During my public school years, I lived with grandparents, aunts, uncles and cousins in varying combinations and households. I only lived with both parents in a "typical" family unit until about age two when my mother died. I never lived with my father again, despite the fact he remarried and had a new family. From my recollection, I lived in seven different households for varying lengths of time by the time I finished high school. - So much for the typical family scenario. - Awhile ago, I found all my old report cards and counted five different "parent" signatures on the backs.

Given the reality of my situation, it wasn't easy learning how to fake it. But fake it, I did. If anyone asked me what my father did, I'd tell them he was a business manager. If they asked whether I had brothers and sisters, I'd say no (they were only half-siblings after all). I didn't lie – I just didn't elaborate. I never asked school friends to come over and play or the jig would have been up. I went to friends' birthday parties, but I always declined the offer to have one of my own. I soldiered on with my semi-truths until high school when it was quite obvious I was living with the family of louder and more outgoing cousins.

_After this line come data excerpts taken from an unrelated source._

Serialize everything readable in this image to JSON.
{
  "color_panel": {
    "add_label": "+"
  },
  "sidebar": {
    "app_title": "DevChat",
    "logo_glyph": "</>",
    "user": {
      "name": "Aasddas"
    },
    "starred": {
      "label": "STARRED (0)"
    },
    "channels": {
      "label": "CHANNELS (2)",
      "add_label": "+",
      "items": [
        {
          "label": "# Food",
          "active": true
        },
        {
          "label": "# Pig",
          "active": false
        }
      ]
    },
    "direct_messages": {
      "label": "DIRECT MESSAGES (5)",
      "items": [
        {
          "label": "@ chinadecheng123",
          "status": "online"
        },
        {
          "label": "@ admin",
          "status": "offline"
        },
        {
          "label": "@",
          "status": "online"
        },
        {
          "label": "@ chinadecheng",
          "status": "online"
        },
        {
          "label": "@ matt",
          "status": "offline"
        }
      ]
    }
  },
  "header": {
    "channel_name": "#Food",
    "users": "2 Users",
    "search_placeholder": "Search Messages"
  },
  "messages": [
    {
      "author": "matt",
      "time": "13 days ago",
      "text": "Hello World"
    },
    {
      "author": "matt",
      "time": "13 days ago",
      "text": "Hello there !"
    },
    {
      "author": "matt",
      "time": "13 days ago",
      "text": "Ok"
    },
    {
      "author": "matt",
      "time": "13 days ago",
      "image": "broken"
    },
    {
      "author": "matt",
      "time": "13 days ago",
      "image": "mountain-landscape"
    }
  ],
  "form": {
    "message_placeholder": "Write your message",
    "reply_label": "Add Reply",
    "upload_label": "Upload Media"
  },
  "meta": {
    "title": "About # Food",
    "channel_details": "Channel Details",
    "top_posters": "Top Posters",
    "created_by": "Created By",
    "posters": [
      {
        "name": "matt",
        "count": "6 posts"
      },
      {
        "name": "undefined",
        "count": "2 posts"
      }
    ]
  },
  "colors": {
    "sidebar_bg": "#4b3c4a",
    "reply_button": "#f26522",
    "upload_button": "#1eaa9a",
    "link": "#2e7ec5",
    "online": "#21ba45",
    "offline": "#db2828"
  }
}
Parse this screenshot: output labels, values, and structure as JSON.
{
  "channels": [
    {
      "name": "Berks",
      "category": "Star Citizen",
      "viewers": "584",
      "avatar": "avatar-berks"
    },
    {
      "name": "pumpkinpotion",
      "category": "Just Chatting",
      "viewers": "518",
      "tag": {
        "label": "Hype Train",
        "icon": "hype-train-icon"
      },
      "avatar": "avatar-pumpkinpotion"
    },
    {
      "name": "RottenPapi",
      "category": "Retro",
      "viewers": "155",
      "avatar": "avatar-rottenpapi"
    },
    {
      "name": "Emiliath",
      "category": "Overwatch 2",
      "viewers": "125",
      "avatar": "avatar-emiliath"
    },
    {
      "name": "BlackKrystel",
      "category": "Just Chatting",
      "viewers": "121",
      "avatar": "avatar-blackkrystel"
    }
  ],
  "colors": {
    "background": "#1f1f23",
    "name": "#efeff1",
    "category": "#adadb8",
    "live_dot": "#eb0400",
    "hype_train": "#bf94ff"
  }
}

In retrospect, I'm sure the teachers and some of the parents knew my real background, but it would have been impolite to mention it back then.

Some people bemoan the decline of the traditional Ozzie and Harriet family. Maybe there was no such beast. Maybe there were more non-traditional families out there than we ever wanted to acknowledge. I'm glad things have changed. I'm glad we view families differently and that it's okay to say you have a single parent or a divorced parent, or that you live with relatives. No more faking it.